Autrement dit, que tout est “construction”6 dans les sociétés humaines (l’Histoire comme toute forme de catégorisation des populations) et que les moins ”scientifiques” de celles-ci (la race, le sang) peuvent produire les effets les plus réels et les plus dévastateurs, à côté desquels les querelles savantes apparaissent souvent bien dérisoires.7

___________

Notes:

1) Par peur de voir “tomber la région dans le giron américain” (en fait, les EU ne soutiennent pas directement les rebelles toutsis mais plutôt l’Ouganda, dernier bastion contre l’expansionnisme islamiste soudanais), la France n’interrompra pas immédiatement ses livraisons d’armes au régime houtou et profitera même de ses opérations humanitaires pour évacuer discrètement certains dignitaires dont plusieurs artisans du génocide.

2) L’exception étant Dominique Franche, dont le lumineux article des Temps modernes (« Généalogie du génocide rwandais », mai/juin 1995) nous a largement inspiré ici.

3) Prendre au sérieux notre incompréhension, c’est aussi se demander ce qui fait notre étonnement devant des pratiques autrefois courantes aux EU (lynchages) ou dans nos campagnes (magie, sorcellerie, accusations systématiques de “mauvais oeil” ou d’empoisonnement, rumeurs “folles”), mais toujours actuelles dans certaines parties du monde – cf. la représentation des Toutsis lors du génocide comme “des diables venus d’un autre monde, avec des queues, des cornes, des sabots, des oreilles pointues et des yeux rouges qui brillent dans le noir”.

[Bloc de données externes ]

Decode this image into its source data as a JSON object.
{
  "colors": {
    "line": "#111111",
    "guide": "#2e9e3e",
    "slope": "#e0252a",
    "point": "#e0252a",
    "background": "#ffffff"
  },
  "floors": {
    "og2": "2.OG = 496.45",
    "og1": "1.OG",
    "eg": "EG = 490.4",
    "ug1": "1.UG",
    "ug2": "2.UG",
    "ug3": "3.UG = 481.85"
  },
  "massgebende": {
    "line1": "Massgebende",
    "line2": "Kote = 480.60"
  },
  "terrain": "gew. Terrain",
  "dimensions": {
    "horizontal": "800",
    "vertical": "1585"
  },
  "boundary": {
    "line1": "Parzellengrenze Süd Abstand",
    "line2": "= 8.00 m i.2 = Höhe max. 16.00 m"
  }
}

4) Une bonne et impressionnante illustration de cette représentation dans l’imaginaire occidental de l’époque est la très photogénique version des “Mines du Roi Salomon” de 1950, avec Stewart Granger et Deborah Kerr, où les chefs toutsis (crédités au générique et sans doute interprétés par des Tousis réfugiés au Kenya) apparaissent sous la forme de géants de légende (plus de 2 m de haut et une incroyable longilignité !).

5) Naturellement, trente ans plus tard, c’est surtout des enfants de ces premiers réfugiés qu’il s’agit ici, d’où d’ailleurs leur nostalgie quasi “sioniste” du retour (on pense à la célèbre chanson de Bob Marley tirée du psaume 137 de la Bible: “By the rivers of Babylon … we remember Zion …”).

6) Ou “reconstruction” à partir de différences objectives (sexe, pigmentation, forme du corps, etc.) plus ou moins valorisées.

7) Comme si un massacre “scientifiquement fondé” acquérait par là même on ne sait quel surcroît de justification! – cf. le temps qu’il a fallu à une certaine intelligentsia, plutôt parisienne, pour reconnaître l’étendue des “dégâts” provoqués par les terreurs successives de l’histoire récente: française (et ses 250 000 Vendéens, 1 sur 4!), bolchévique et staliniste, puis maoïste et khmère rouge, sans oublier la plus oubliée de toutes, celle de l’Indonésie en octobre 1965 (où s’appuyant sur les masses musulmanes fanatisées, le general Souharto – toujours en place aujourd’hui – se débarrassa à bon compte d’un demi-million de ses adversaires communistes !).